But, I always have tried, experimented with a few each year, this year its the Florida 91. Recommended by and old Amish gentleman.

The Beefmaster this year for the huge (2lb) size and I believe they will be high acid.


Jim


----------



## Davarm (Oct 22, 2011)

Porters, Aunt Ruby's German Green, Louisiana Dixie and some we've been growing so long no one remembers the names.



Grow them for two reasons, they're heirlooms and they grow/produce well around here.

I planted 60 "Franken-Tomatoes" from a local greenhouse, Celebrities.

Grow them for canning, they are large and easy to peel but are susceptible to blight.


----------



## phideaux (Nov 7, 2015)

Has anybody tried the Mountain Pride, Mountain Fresh, Mountain Merit, ???

I've heard they are the best..

I know the Amish folks in KY, sell a lot of them.

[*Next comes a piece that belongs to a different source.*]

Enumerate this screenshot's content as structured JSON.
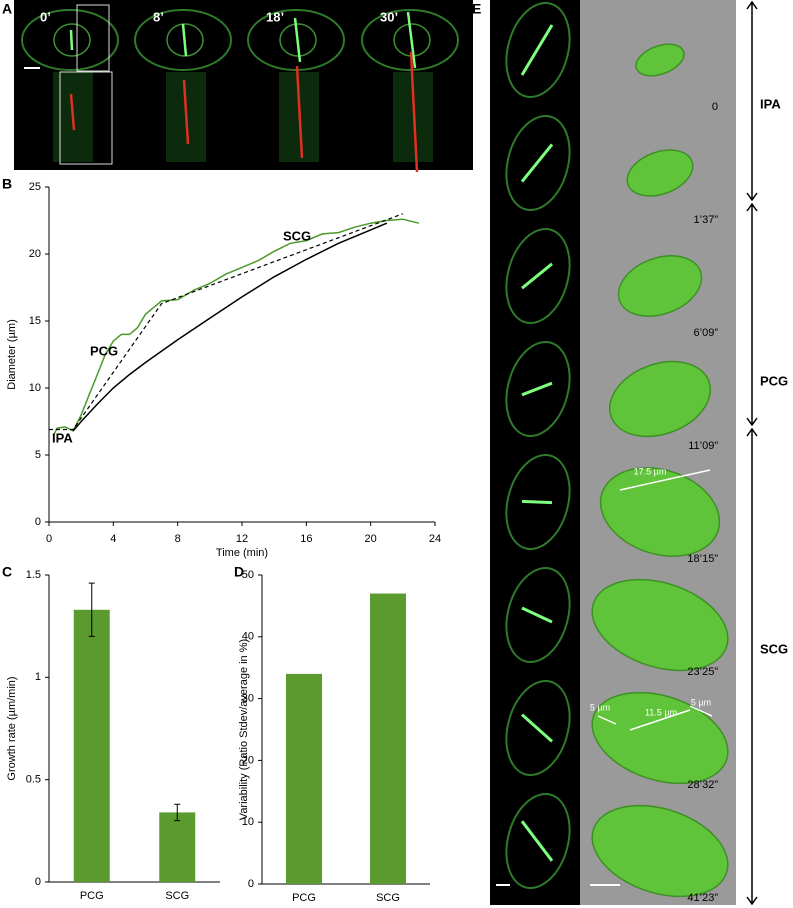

Just wondering if their that great?



Jim


----------



## ClemKadiddlehopper (Aug 15, 2014)

None so far this year. Its too wet and cold and I didn't bother to start any.

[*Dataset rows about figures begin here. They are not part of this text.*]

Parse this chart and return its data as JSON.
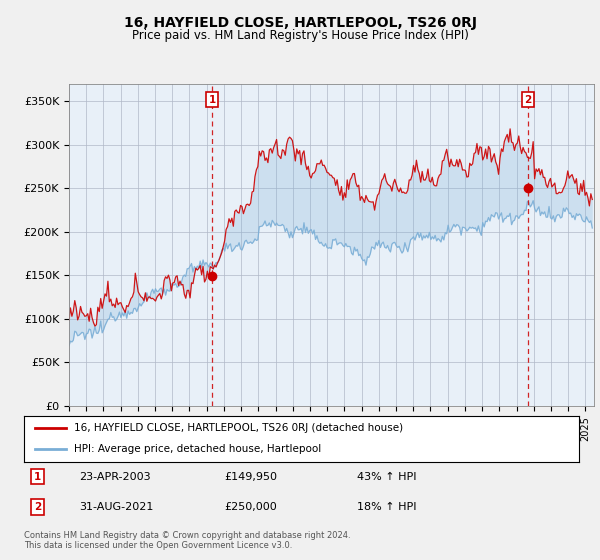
{
  "title": "16, HAYFIELD CLOSE, HARTLEPOOL, TS26 0RJ",
  "subtitle": "Price paid vs. HM Land Registry's House Price Index (HPI)",
  "ylabel_ticks": [
    "£0",
    "£50K",
    "£100K",
    "£150K",
    "£200K",
    "£250K",
    "£300K",
    "£350K"
  ],
  "ytick_values": [
    0,
    50000,
    100000,
    150000,
    200000,
    250000,
    300000,
    350000
  ],
  "ylim": [
    0,
    370000
  ],
  "xlim_start": 1995.0,
  "xlim_end": 2025.5,
  "sale1": {
    "date": 2003.31,
    "price": 149950,
    "label": "1"
  },
  "sale2": {
    "date": 2021.66,
    "price": 250000,
    "label": "2"
  },
  "vline1_x": 2003.31,
  "vline2_x": 2021.66,
  "legend_red": "16, HAYFIELD CLOSE, HARTLEPOOL, TS26 0RJ (detached house)",
  "legend_blue": "HPI: Average price, detached house, Hartlepool",
  "footer": "Contains HM Land Registry data © Crown copyright and database right 2024.\nThis data is licensed under the Open Government Licence v3.0.",
  "red_color": "#cc0000",
  "blue_color": "#7aaed6",
  "fill_color": "#ddeeff",
  "vline_color": "#cc0000",
  "background_color": "#f0f0f0",
  "plot_bg_color": "#e8f0f8",
  "grid_color": "#b0b8c8"
}
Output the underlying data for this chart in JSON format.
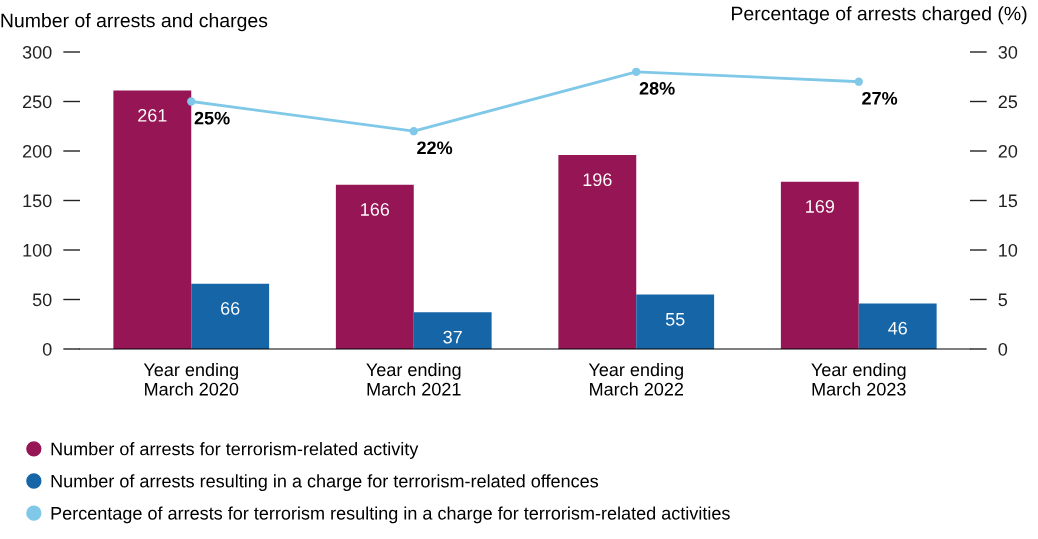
{
  "chart_data": {
    "type": "bar",
    "ylabel": "Number of arrests and charges",
    "y2label": "Percentage of arrests charged (%)",
    "categories": [
      "Year ending\nMarch 2020",
      "Year ending\nMarch 2021",
      "Year ending\nMarch 2022",
      "Year ending\nMarch 2023"
    ],
    "series": [
      {
        "name": "Number of arrests for terrorism-related activity",
        "color": "#961554",
        "values": [
          261,
          166,
          196,
          169
        ]
      },
      {
        "name": "Number of arrests resulting in a charge for terrorism-related offences",
        "color": "#1565a7",
        "values": [
          66,
          37,
          55,
          46
        ]
      },
      {
        "name": "Percentage of arrests for terrorism resulting in a charge for terrorism-related activities",
        "color": "#80c8e8",
        "values": [
          25,
          22,
          28,
          27
        ],
        "type": "line",
        "axis": "y2",
        "marker": "circle",
        "value_labels": [
          "25%",
          "22%",
          "28%",
          "27%"
        ]
      }
    ],
    "ylim": [
      0,
      300
    ],
    "yticks": [
      0,
      50,
      100,
      150,
      200,
      250,
      300
    ],
    "y2lim": [
      0,
      30
    ],
    "y2ticks": [
      0,
      5,
      10,
      15,
      20,
      25,
      30
    ],
    "data_labels": true,
    "grid": false,
    "legend": "bottom"
  }
}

Last year Carbon grew really big (1-3 lbs.)and prolific during a drought; the old horse corral might have had something to do with that. Also a mess of brown, orange, and yellow cherries did well in the drought but the reds and some other yellows did not. I don't know the names any more, but I save my own seed. I was getting about 5 gallons of cherries a day without watering because the well was dry. Cherry tomatoes make good snacks; really tasty and wet on a hot day.


----------



## bacpacker (Jul 15, 2011)

Rutgers, German Johnson, San Marzano, black ,cherry, lemon drop, and Lemon Boy.


----------



## obg12 (Apr 9, 2016)

Cherry & Beefmaster


----------



## Tweto (Nov 26, 2011)

I grow the following from seeds.

Roma Tomatoes
Cucumber
Squash
Radishes
Green Peppers
Anaheim Peppers
Cantaloupe

Strawberries I purchased as plants

This year is a smaller garden then I had in the past.


----------